Many patients at PPRM choose to use monthly birth control, including the birth control pill, patch, or ring. These forms of birth control are popular because they’re safe, effective and easy to use. In fact, we know nearly a third (28.5%) of individuals who use contraception choose one of these three methods.

While monthly birth control is a great option, it can be a huge hassle to pick up on time each month. Women with private insurance can only pick up one month of their birth control at a time, forcing them to come back every three weeks or so. For some, this is merely an inconvenience; for others this means missing a few days, skipping packs, or stopping birth control entirely, potentially leading to unintended pregnancy.

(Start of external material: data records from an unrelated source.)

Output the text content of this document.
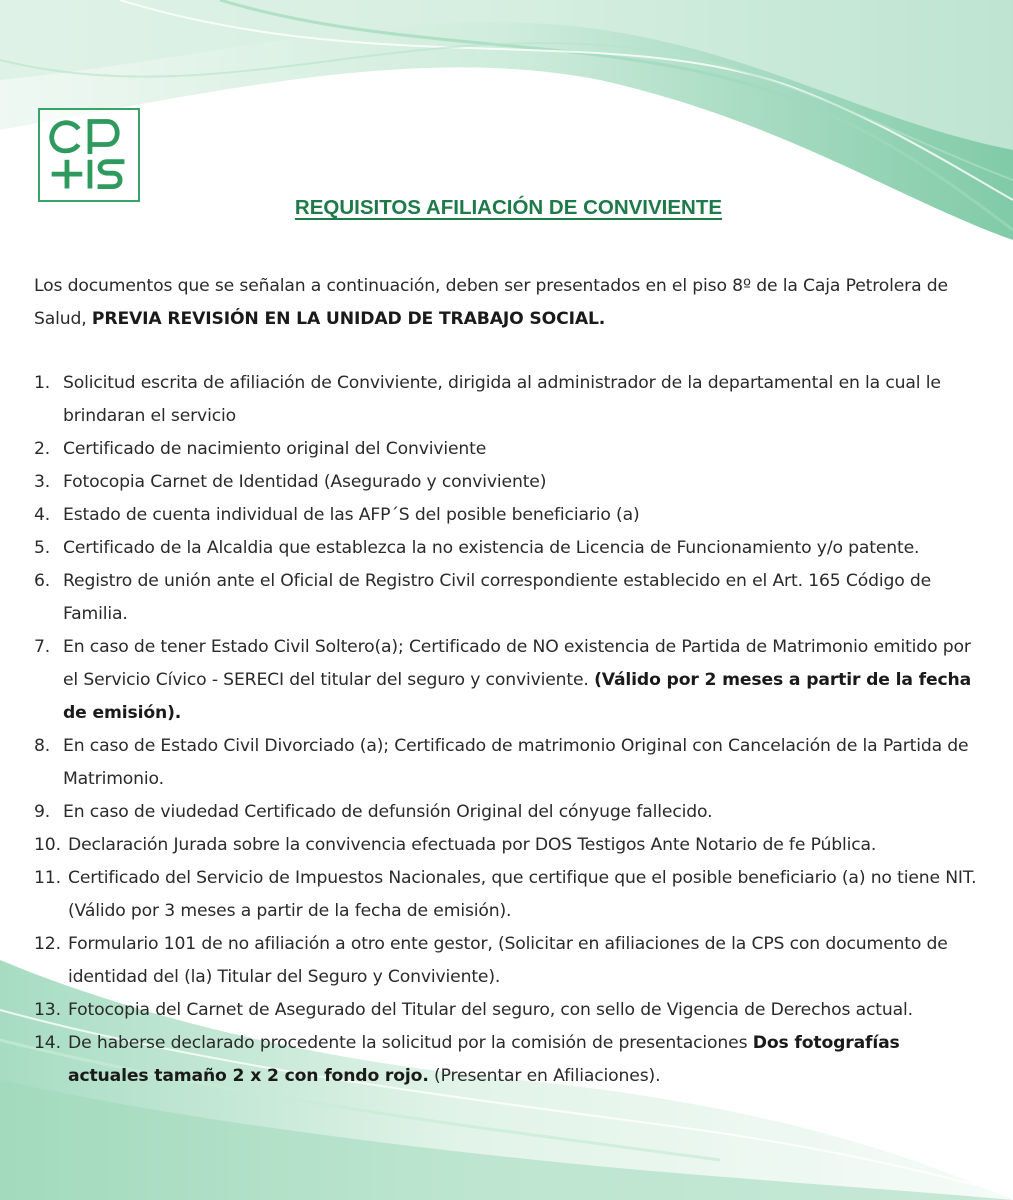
REQUISITOS AFILIACIÓN DE CONVIVIENTE
Los documentos que se señalan a continuación, deben ser presentados en el piso 8º de la Caja Petrolera de Salud, PREVIA REVISIÓN EN LA UNIDAD DE TRABAJO SOCIAL.
1. Solicitud escrita de afiliación de Conviviente, dirigida al administrador de la departamental en la cual le brindaran el servicio
2. Certificado de nacimiento original del Conviviente
3. Fotocopia Carnet de Identidad (Asegurado y conviviente)
4. Estado de cuenta individual de las AFP´S del posible beneficiario (a)
5. Certificado de la Alcaldia que establezca la no existencia de Licencia de Funcionamiento y/o patente.
6. Registro de unión ante el Oficial de Registro Civil correspondiente establecido en el Art. 165 Código de Familia.
7. En caso de tener Estado Civil Soltero(a); Certificado de NO existencia de Partida de Matrimonio emitido por el Servicio Cívico - SERECI del titular del seguro y conviviente. (Válido por 2 meses a partir de la fecha de emisión).
8. En caso de Estado Civil Divorciado (a); Certificado de matrimonio Original con Cancelación de la Partida de Matrimonio.
9. En caso de viudedad Certificado de defunsión Original del cónyuge fallecido.
10. Declaración Jurada sobre la convivencia efectuada por DOS Testigos Ante Notario de fe Pública.
11. Certificado del Servicio de Impuestos Nacionales, que certifique que el posible beneficiario (a) no tiene NIT. (Válido por 3 meses a partir de la fecha de emisión).
12. Formulario 101 de no afiliación a otro ente gestor, (Solicitar en afiliaciones de la CPS con documento de identidad del (la) Titular del Seguro y Conviviente).
13. Fotocopia del Carnet de Asegurado del Titular del seguro, con sello de Vigencia de Derechos actual.
14. De haberse declarado procedente la solicitud por la comisión de presentaciones Dos fotografías actuales tamaño 2 x 2 con fondo rojo. (Presentar en Afiliaciones).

Think about it: being able to get to the pharmacy requires a flexible job, reliable transportation, and free time in your schedule. Many folks simply don’t have this luxury. Some women, particularly those in our low-income and rural communities, have to make special accommodations to get to one of our health centers. This includes, for example, patients who have to come from across state lines to go to our Durango health center because of the lack of reproductive health care in their areas.

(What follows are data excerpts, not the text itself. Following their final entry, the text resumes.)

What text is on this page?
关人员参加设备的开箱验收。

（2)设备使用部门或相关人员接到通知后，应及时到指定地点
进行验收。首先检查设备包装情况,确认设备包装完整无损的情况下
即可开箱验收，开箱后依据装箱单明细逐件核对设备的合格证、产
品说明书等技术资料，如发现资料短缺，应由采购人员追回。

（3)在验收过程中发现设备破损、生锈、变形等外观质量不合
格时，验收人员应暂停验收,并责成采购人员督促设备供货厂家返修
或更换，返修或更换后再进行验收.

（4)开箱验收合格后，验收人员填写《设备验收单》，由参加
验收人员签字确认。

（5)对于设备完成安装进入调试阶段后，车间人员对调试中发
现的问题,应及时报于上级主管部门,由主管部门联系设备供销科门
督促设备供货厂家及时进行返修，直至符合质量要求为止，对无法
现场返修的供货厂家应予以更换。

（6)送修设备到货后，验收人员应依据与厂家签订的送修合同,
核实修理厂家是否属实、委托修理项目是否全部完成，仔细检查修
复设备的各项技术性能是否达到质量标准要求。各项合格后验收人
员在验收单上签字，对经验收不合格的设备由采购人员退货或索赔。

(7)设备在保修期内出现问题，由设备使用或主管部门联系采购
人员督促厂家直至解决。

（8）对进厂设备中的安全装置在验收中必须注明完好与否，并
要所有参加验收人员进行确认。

While we do everything we can to make birth control accessible for our patients, like extending health center hours, we need legislation like House Bill 1186 to expand women’s access to the necessary care they need. And the great thing is studies already show policies like HB 1186 work.  A University of California study shows that among women who received a full years’ worth of pills, unintended pregnancy dropped by 30 percent and abortion dropped by 46 percent, compared to women who received one- or three-month packs.

Bottom line: When women have consistent access to birth control methods that work best for them, they can pursue their personal, educational, and career goals, and have more autonomy to decide when and if they want to have a family. 

Cheers to the House for standing up for Colorado women!